Abstract

Mechanically scanning radars are still widely used in ocean guard and surveillance areas nowadays, owing to simple structure, light weight and low cost. The antenna rotation causes amplitude modulation of target returns along pulses by the antenna azimuth beampattern. The traditional coherent detection that ignores this modulation suffers from some performance loss. In this paper, an antenna beampattern matched optimum coherent detector and a dual-threshold detection scheme are proposed for high-resolution mechanically scanning maritime surveillance radars. Firstly, it is shown that the modulation of target returns is determined by the antenna azimuth beampattern, scan rate, and pulse repetition interval (PRI) and the antenna scanning also affect the temporal correlation of sea clutter.

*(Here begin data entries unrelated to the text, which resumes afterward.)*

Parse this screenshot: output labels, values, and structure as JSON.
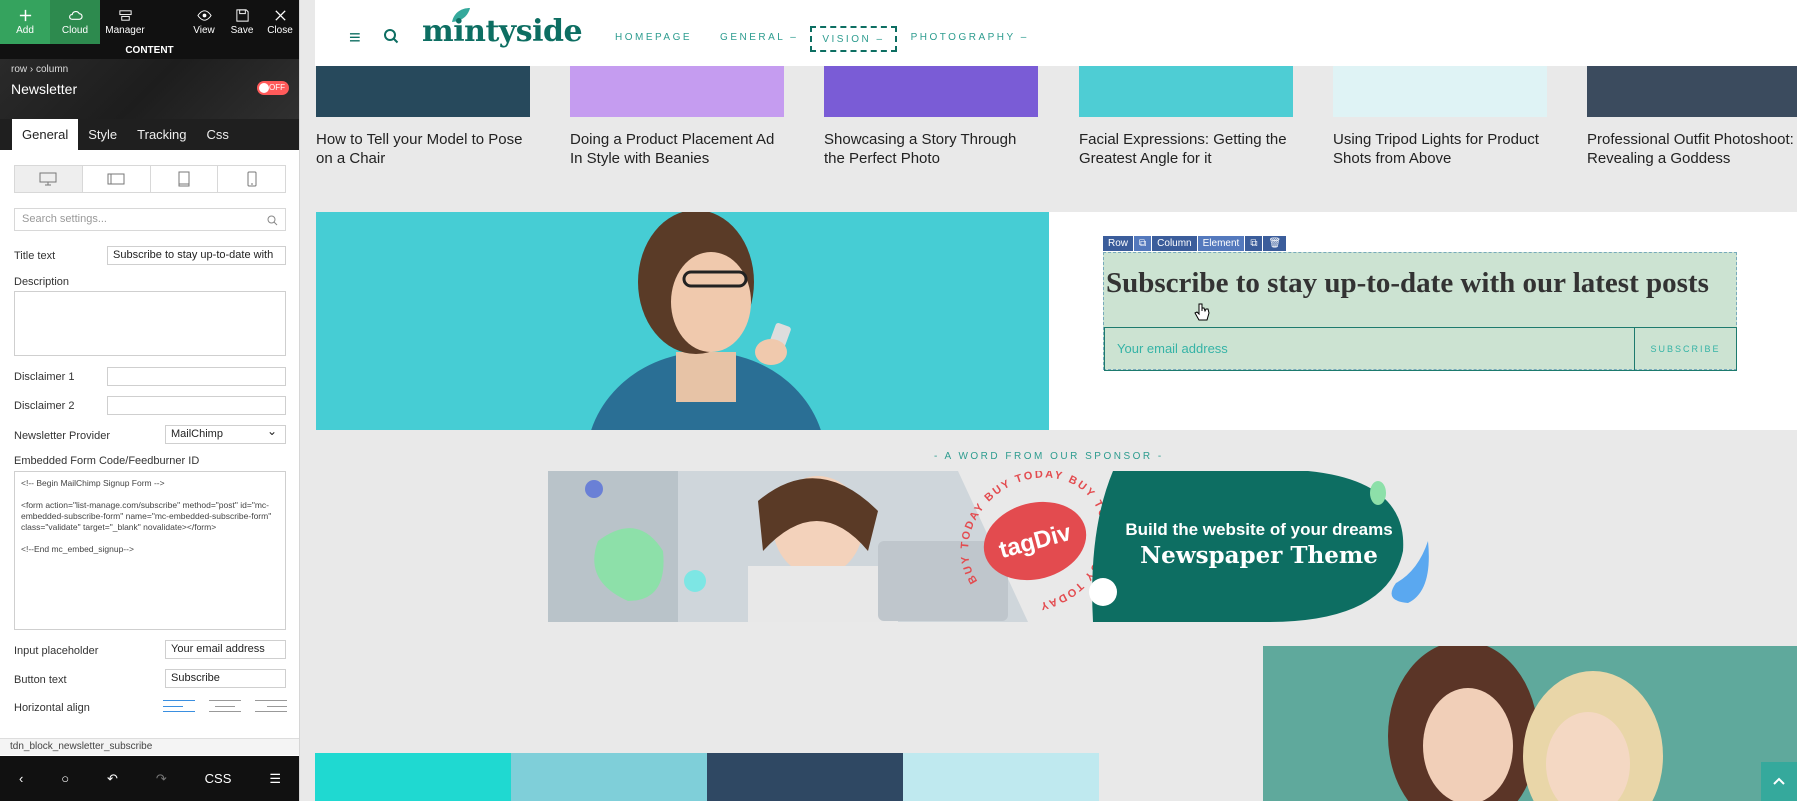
{
  "toolbar": {
    "add": "Add",
    "cloud": "Cloud",
    "manager": "Manager",
    "view": "View",
    "save": "Save",
    "close": "Close",
    "content_label": "CONTENT"
  },
  "element": {
    "breadcrumb": "row › column",
    "title": "Newsletter",
    "toggle": "OFF"
  },
  "tabs": [
    "General",
    "Style",
    "Tracking",
    "Css"
  ],
  "settings": {
    "search_placeholder": "Search settings...",
    "title_text_label": "Title text",
    "title_text_value": "Subscribe to stay up-to-date with",
    "description_label": "Description",
    "disclaimer1_label": "Disclaimer 1",
    "disclaimer2_label": "Disclaimer 2",
    "provider_label": "Newsletter Provider",
    "provider_value": "MailChimp",
    "embed_label": "Embedded Form Code/Feedburner ID",
    "embed_code": "<!-- Begin MailChimp Signup Form -->\n\n<form action=\"list-manage.com/subscribe\" method=\"post\" id=\"mc-embedded-subscribe-form\" name=\"mc-embedded-subscribe-form\" class=\"validate\" target=\"_blank\" novalidate></form>\n\n<!--End mc_embed_signup-->",
    "input_placeholder_label": "Input placeholder",
    "input_placeholder_value": "Your email address",
    "button_text_label": "Button text",
    "button_text_value": "Subscribe",
    "horizontal_align_label": "Horizontal align"
  },
  "status": {
    "block_name": "tdn_block_newsletter_subscribe"
  },
  "bottombar": {
    "css": "CSS"
  },
  "site": {
    "logo": "mintyside",
    "nav": [
      "HOMEPAGE",
      "GENERAL –",
      "VISION –",
      "PHOTOGRAPHY –"
    ],
    "posts": [
      {
        "title": "How to Tell your Model to Pose on a Chair",
        "color": "#27495c"
      },
      {
        "title": "Doing a Product Placement Ad In Style with Beanies",
        "color": "#c59cf0"
      },
      {
        "title": "Showcasing a Story Through the Perfect Photo",
        "color": "#7a5cd6"
      },
      {
        "title": "Facial Expressions: Getting the Greatest Angle for it",
        "color": "#4ecdd4"
      },
      {
        "title": "Using Tripod Lights for Product Shots from Above",
        "color": "#dff3f5"
      },
      {
        "title": "Professional Outfit Photoshoot: Revealing a Goddess",
        "color": "#3b4b5e"
      }
    ],
    "newsletter": {
      "element_toolbar": [
        "Row",
        "Column",
        "Element"
      ],
      "title": "Subscribe to stay up-to-date with our latest posts",
      "placeholder": "Your email address",
      "button": "SUBSCRIBE"
    },
    "sponsor_label": "- A WORD FROM OUR SPONSOR -",
    "banner": {
      "badge": "tagDiv",
      "ring_text": "BUY TODAY BUY TODAY BUY TODAY BUY TODAY",
      "line1": "Build the website of your dreams",
      "line2": "Newspaper Theme"
    },
    "colors": {
      "accent": "#0d6e62",
      "teal": "#46cdd4",
      "badge_red": "#e34b4f"
    }
  }
}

Secondly, the antenna beampattern matched optimum coherent detector is given in compound-Gaussian sea clutter with inverse Gamma distributed texture and the pulse scanning mode is used to deal with unknown target azimuth angle in the matched filter. Thirdly, to mitigate the high computational cost of the pulse scanning mode, a dual-threshold scheme is given, which searches all pulse-range cells by short-time integration and further confirms suspected cells whose test statistics are between the two lower and higher thresholds in the search by long-time integration. Moreover, two fast recursive clutter covariance matrix inversion algorithms along pulses and range cells are presented, which bring a great reduction in computational complexity. Finally, real measured radar data is used to verify the proposed detector and scheme and the experimental results show that it behaves better in detection of small targets than the traditional detectors.